Chaque jour un peu plus, le constat de la violence des politiques frontalières s’aggrave.

Ce constat, c’est celui des personnes en transit vers l’Europe qui meurent en Méditerranée,

mais ce n’est pas que ça.

C’est aussi celui des personnes qui meurent aux autres frontières de l’Europe.

C’est aussi celui des personnes au statut d’étranger qui meurent sur le territoire européen,

après avoir franchi la frontière, à cause de leur statut d’étranger en Europe.

C’est aussi celui des personnes en transit vers l’Europe qui meurent avant d’arriver aux frontières, du fait des difficultés imposées au voyage par les politiques frontalières européennes.

C’est aussi celui des personnes suicidées, blessées, mutilées, violées, torturées, réduites à l’esclavage, dans toutes les zones devenues frontalières à force d’internalisation et d’externalisation des frontières, officielles et informelles, depuis le pays de départ jusqu’à l’ensemble des espaces européens.

C’est aussi celui de la nature délibérée de cette violence

par les responsables politiques européens, au vu et au su de tou-tes.

C’est aussi celui de la quantité inimaginable de violences politiques et sociales de tous ordres, perpétrées contre des personnes du fait qu’elles sont en transit vers l’Europe,

étranger-es pauvres en Europe, ou assimilé-es.

C’est aussi celui des mêmes violences sur d’autres continents,

perpétrées par d’autres États dominants.

Ce régime délibéré de violence décidé par les responsables politiques européens, qui produit depuis plusieurs décennies des dizaines de milliers de morts et une quantité non estimable de suicidé-es, bléssé-es, mutilé-es, violé-es, torturé-es, réduit-es à l’esclavage, humilié-es, anéantis, traumatisé-es, abimé-es, nous avons décidé pour en saisir le système de le nommer xénocide européen.

Parler de xénocide plutôt que de guerre aux migrants ou d’atteinte aux droits de l’homme, ça ne change pas grand-chose.
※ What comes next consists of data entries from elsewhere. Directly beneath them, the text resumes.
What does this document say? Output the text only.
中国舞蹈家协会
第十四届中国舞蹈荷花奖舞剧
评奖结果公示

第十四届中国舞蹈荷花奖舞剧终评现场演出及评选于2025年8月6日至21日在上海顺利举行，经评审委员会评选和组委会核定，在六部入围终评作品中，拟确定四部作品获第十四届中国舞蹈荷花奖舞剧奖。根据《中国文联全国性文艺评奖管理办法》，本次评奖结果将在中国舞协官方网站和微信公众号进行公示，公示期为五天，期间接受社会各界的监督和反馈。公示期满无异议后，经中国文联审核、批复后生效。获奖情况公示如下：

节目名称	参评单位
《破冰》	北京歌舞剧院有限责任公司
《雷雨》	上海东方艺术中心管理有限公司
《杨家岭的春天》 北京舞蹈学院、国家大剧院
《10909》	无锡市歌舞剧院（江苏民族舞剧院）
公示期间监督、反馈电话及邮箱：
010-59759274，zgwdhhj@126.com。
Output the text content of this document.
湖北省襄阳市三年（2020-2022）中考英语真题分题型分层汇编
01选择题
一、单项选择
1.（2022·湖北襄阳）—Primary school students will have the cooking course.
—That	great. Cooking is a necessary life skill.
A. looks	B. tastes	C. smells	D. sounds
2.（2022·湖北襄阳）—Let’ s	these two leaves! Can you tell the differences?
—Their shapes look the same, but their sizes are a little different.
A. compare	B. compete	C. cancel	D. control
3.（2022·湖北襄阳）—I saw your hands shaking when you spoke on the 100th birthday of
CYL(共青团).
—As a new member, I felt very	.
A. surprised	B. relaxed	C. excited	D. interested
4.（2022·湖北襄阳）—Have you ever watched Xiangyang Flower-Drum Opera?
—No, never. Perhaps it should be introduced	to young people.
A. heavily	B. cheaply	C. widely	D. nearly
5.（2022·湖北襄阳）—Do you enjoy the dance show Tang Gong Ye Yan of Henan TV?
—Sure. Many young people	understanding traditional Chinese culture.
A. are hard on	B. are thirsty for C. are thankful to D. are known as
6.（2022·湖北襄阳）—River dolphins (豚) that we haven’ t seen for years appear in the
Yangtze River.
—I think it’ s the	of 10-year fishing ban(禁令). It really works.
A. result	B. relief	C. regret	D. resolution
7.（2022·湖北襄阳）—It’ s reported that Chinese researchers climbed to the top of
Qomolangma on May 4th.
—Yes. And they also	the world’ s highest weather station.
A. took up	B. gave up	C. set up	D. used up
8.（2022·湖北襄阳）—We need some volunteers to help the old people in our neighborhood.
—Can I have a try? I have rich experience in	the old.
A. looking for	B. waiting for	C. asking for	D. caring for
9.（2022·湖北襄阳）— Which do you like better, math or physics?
Pas plus que de dire que la Méditerranée n’est pas un cimetière, mais un charnier. Pas plus que de considérer que les responsables politiques nationaux et européens sont des criminels organisés, qui entérinent à chaque occasion l’ampleur de leur responsabilité.

Ca ne change pas grand-chose, mais ça aide nos choix.

Nous aimerions parfois connaître ici un maquis qui nous place radicalement du juste côté de la barricade, une lutte arme contre arme pour mettre fin à un régime de pouvoir aussi dégueulasse.

Nous aimerions parfois connaître ici une oasis séparée des structures du vieux monde, où nos responsabilités seraient excusées par la bonté de nos alternatives.

Mais nous ne connaissons ni maquis, ni oasis possible : ce contre quoi nous cherchons à lutter, c’est un régime qui maintient et étend son pouvoir par la violence et la manipulation, aux capacités militaires et policières démesurées, et c’est aussi plusieurs siècles de colonisation, d’esclavage, d’impérialisme, de capitalisme, de racisme,

c’est partout et c’est par nous.

Nous ne connaissons pas de maquis, mais nous savons légitime toute résistance contre un régime de pouvoir qui produit un xénocide.

Nous l’encourageons,

Et nous y prendrons part à la première occasion.

Par exemple à Brest, du 5 au 7 septembre 2019, au contre-G7 des parlementaires, qui viendront notamment discuter de « gouvernance des océans ».